Lugavere has since become a successful author following the experiences shown in the documentary, which was filmed in the mid-2010s. His books include the 2018 bestseller Genius Foods: Become Smarter, Happier, and More Productive While Protecting Your Brain for Life and the cookbook Genius Kitchen: Over 100 Easy and Delicious Recipes to Make Your Brain Sharp, Body Strong, and Taste Buds Happy, which were informed by what he learned about the connection between diet and dementia during that time. Knowing that his mother’s disease and his experience with her propelled his career in a new direction makes Little Empty Boxes appear to be in service to and background material for his ongoing professional cause. That doesn’t mean it’s any less effective as a whole, though it does complicate its purpose as a work of character-driven documentary storytelling with an underlying issue and message component.

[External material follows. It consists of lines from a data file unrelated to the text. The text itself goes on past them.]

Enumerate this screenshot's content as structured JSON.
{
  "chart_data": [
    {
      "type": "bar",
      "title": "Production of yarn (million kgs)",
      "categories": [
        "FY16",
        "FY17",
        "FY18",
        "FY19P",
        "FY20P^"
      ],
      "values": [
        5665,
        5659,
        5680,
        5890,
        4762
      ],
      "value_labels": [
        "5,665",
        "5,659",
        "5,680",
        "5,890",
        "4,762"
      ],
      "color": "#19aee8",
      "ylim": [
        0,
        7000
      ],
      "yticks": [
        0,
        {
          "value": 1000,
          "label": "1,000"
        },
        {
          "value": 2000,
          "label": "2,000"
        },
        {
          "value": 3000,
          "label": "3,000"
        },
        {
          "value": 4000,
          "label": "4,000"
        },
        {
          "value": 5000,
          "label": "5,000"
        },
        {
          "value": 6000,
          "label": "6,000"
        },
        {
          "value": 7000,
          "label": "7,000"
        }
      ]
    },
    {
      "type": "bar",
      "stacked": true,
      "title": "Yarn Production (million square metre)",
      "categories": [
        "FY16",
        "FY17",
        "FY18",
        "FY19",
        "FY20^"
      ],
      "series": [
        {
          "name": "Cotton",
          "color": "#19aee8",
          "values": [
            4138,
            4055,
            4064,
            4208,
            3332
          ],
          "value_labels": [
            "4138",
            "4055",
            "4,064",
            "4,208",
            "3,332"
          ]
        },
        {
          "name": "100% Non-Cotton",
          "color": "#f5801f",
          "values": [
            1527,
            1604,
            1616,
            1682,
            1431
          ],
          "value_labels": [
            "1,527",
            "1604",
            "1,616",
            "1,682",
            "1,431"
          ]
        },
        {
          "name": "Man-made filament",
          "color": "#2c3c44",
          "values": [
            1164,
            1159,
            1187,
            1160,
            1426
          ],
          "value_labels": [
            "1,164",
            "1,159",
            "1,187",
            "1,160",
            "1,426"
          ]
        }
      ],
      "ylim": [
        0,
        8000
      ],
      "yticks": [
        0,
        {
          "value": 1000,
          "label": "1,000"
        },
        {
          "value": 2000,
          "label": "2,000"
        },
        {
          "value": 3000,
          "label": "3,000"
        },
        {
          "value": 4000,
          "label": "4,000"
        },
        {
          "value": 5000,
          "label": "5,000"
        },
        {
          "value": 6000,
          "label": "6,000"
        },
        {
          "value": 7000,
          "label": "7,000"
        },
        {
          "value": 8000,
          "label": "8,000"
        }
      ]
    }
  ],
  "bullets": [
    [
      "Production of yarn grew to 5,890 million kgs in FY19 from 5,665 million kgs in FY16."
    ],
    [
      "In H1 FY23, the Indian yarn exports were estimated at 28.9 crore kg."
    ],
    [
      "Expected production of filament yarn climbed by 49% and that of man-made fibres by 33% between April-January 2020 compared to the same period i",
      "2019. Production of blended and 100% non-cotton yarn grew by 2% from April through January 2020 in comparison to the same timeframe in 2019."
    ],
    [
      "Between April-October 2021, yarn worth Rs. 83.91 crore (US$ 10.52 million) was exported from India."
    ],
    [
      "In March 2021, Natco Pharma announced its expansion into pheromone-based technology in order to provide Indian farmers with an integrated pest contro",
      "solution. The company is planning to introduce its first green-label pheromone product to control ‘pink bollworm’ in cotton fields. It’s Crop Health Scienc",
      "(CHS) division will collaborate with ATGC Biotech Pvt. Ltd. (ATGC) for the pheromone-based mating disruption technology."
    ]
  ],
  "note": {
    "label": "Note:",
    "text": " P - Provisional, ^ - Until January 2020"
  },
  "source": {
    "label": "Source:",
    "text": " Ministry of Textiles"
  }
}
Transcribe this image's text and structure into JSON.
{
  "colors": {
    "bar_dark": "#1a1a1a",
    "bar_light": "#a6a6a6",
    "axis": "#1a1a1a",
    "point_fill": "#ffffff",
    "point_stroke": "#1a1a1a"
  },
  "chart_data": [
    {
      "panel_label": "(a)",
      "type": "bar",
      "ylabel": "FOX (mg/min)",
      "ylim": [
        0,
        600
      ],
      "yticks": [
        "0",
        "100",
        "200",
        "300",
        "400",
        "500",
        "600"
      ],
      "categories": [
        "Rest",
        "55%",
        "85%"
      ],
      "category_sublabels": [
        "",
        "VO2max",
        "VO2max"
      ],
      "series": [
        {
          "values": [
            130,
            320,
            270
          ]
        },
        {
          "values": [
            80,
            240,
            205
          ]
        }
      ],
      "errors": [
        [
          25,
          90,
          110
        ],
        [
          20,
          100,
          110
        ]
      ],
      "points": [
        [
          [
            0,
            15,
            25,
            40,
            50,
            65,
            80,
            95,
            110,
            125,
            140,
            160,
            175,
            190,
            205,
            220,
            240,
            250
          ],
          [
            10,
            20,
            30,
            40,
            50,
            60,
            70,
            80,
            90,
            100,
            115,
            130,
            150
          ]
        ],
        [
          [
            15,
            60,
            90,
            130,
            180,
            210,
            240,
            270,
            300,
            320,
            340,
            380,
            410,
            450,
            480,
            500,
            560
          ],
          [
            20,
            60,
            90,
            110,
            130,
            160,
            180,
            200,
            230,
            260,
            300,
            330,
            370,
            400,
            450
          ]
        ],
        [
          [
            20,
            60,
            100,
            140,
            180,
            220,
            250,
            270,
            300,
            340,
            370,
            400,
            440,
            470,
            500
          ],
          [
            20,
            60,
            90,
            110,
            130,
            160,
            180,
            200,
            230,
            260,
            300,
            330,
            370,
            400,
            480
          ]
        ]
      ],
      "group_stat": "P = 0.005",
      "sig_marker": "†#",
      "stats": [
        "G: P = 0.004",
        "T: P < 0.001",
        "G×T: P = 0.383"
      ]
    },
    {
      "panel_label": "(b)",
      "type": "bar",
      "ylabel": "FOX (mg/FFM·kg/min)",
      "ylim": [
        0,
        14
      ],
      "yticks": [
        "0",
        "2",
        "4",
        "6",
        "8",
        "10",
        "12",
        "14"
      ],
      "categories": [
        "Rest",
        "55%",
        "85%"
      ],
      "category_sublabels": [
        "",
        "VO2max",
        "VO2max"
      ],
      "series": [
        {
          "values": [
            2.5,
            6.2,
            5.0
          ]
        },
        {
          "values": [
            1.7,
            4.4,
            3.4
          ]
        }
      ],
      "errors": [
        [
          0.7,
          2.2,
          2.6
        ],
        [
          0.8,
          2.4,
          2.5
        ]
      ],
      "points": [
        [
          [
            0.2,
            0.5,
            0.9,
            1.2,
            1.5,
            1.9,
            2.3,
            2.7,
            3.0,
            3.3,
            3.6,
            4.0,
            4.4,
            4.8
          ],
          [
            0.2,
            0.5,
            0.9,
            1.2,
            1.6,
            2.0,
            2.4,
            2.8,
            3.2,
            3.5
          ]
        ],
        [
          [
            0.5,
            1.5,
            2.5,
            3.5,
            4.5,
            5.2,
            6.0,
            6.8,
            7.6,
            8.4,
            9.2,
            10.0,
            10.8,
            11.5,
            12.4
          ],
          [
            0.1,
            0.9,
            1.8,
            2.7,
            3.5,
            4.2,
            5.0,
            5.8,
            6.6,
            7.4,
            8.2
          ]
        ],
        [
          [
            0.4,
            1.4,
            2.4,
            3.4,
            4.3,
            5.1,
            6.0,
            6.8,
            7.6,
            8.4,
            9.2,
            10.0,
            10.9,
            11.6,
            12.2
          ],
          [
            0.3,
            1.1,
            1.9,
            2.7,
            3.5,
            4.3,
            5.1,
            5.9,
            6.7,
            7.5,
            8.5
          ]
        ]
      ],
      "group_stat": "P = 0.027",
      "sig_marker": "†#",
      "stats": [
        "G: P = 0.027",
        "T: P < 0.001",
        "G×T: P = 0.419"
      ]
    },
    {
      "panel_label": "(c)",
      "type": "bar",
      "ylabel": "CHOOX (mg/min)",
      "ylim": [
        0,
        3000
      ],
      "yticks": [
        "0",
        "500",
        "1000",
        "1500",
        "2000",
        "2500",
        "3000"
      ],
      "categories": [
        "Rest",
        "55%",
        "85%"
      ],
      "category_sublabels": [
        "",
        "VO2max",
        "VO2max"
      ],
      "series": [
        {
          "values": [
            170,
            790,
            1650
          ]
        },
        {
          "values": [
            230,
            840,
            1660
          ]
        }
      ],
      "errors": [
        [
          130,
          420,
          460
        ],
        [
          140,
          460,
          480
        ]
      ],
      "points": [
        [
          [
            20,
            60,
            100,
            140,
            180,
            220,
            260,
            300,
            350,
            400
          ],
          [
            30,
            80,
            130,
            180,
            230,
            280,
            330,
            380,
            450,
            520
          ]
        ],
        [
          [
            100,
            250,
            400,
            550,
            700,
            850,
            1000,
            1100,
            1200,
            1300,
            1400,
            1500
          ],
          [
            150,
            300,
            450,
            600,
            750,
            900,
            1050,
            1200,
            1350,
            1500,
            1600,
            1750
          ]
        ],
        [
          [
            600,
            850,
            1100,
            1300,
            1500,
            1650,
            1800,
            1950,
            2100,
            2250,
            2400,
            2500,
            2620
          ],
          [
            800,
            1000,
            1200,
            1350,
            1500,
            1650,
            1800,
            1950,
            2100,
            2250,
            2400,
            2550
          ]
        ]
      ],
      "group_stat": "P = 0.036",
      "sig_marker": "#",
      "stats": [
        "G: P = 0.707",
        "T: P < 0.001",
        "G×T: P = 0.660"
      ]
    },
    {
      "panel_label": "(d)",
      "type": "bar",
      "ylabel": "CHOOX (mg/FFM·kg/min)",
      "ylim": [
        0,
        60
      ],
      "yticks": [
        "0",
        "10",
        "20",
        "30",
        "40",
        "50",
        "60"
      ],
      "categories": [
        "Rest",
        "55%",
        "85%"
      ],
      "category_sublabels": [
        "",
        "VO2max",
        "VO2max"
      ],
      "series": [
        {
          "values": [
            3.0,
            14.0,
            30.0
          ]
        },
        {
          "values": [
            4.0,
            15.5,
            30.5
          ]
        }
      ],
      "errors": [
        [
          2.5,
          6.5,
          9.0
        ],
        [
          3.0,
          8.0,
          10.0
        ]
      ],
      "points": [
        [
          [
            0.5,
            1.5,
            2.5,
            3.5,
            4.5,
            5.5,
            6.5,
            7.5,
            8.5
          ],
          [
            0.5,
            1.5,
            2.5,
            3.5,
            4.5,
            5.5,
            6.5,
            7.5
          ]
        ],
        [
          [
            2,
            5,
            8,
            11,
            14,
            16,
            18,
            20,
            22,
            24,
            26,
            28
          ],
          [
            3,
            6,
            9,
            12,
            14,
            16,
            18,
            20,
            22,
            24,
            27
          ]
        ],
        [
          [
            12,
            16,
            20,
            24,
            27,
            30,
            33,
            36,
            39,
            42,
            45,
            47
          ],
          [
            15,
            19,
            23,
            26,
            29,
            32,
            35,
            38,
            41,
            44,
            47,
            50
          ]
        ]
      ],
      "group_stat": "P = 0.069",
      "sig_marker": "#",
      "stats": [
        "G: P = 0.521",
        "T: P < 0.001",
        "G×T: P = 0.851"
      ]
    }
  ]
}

Regardless of its agenda — and there’s nothing wrong with a documentary having one — Little Empty Boxes gets its message across in a less direct manner than a lot of films, and that’s a good thing. It’s not so understated as to enter subliminal propaganda territory, and it’s not so overbearing that it makes the surrounding story seem trivial in relation to the big picture, which is how different parts of docs like Food, Inc. 2 wind up compared to the issues they illustrate. There is never any indication that Lugavere is exploiting his mother’s story for the sake of the cause, and not just because she surely inspired the cause in the first place. The film treats Kathy with great respect, dignity, and love even while Lugavere is hardly depicted as a particularly tender or emotional person through his own lens. Even if you don’t come away changing your diet as a result of watching the documentary, you’re affected by her, and if you do come away feeling informed or changed, it will be because of that.
Little Empty Boxes opens in New York City on April 19 and then in Los Angeles on April 26.